Dann listest du alles andere auf, was es wert ist, angefasst zu werden. Der analog saturation mode selector, der den Filter durch Styles von clean über fat bis squashed und komplett shredded bewegt. Die pole-Einstellung, die die slope von einem sanften 2-pole bis zu einem steilen, synthy 4-pole und darüber hinaus verändert. Der modulation-Bereich, in dem der mode selector, rate und depth bei jedem bewegten preset den größten hörbaren Unterschied machen: LFO-Wackler, tempo-synced Rhythmen, envelope-following wah, random sample-and-hold-Sprünge. Wenn du FilterFreak 2 nutzt, verdoppeln sich die Filter-Controls, weil du zwei komplette Filter-Sektionen in series oder parallel hast. Ein echtes Mapping landet schnell bei einem Dutzend Parametern oder mehr, und jede DAW behandelt plugin assignments anders, also konfigurierst du Host-Mappings und drehst nicht einfach nur an Knobs.
Sobald das erledigt ist, sagt dir auf dem Hardware nichts mehr, welcher Knob wofür ist. Greifst du nach resonance, obwohl du eigentlich mod depth meintest, wird aus einem smooth sweep mitten in der Aufnahme ein kreischender self-oscillation spike. Und weil Mappings pro Projekt oder pro Instanz leben, startet die Session von nächster Woche wieder bei null. Die meisten Producer bauen das Mapping einmal neu auf, vielleicht zweimal, und landen dann doch wieder bei der Maus.
Der Auriteq Flow funktioniert anders, dazu später mehr. Erst mal: Welche FilterFreak-Parameter verdienen eigentlich physische Knobs.

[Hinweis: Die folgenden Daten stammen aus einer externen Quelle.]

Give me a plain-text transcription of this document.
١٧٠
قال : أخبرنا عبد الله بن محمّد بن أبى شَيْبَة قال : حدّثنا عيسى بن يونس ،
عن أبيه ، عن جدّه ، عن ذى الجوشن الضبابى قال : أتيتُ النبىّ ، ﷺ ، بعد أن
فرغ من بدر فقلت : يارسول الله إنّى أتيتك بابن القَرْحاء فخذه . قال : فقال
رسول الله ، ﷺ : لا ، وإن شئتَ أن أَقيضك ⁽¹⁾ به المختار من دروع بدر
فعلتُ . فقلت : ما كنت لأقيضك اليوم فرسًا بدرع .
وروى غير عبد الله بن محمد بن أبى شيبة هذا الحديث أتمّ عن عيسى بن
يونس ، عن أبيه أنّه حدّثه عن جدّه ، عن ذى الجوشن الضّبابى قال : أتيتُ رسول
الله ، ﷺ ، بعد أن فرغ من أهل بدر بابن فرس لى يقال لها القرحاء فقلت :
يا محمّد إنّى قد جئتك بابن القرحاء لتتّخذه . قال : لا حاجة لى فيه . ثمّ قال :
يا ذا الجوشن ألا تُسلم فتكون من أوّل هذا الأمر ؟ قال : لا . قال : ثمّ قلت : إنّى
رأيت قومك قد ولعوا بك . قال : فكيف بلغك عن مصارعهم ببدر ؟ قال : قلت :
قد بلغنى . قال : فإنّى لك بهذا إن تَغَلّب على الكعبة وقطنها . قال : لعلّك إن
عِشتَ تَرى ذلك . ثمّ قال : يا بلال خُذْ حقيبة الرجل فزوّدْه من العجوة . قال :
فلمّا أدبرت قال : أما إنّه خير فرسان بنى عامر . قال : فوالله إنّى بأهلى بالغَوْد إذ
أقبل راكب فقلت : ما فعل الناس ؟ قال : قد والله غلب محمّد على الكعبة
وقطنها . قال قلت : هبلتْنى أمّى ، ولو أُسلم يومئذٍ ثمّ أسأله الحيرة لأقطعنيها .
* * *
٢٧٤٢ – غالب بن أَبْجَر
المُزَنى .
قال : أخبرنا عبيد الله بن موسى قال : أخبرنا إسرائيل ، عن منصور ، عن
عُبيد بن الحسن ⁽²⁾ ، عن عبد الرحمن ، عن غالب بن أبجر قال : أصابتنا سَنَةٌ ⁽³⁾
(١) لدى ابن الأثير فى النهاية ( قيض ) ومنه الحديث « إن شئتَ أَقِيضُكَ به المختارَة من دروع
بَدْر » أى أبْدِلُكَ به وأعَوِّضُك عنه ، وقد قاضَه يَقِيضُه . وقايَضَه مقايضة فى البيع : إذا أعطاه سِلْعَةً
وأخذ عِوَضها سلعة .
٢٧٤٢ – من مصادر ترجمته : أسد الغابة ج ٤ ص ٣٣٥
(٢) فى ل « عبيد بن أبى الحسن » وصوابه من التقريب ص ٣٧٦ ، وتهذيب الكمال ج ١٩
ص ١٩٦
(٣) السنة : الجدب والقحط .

So steuerst du FilterFreak mit Hardware
Die Kurzversion: Du legst die ausdrucksstärksten Parameter von FilterFreak – frequency, resonance, mod depth, rate und mix – auf physische encoder und lässt die Set-and-forget-Entscheidungen wie den filter type auf dem Bildschirm.
FilterFreak hat weniger Regler als ein großer Synth, aber fast jeder davon ist ein Performance-Regler. Hier ist der Hardware-Mehrwert am größten.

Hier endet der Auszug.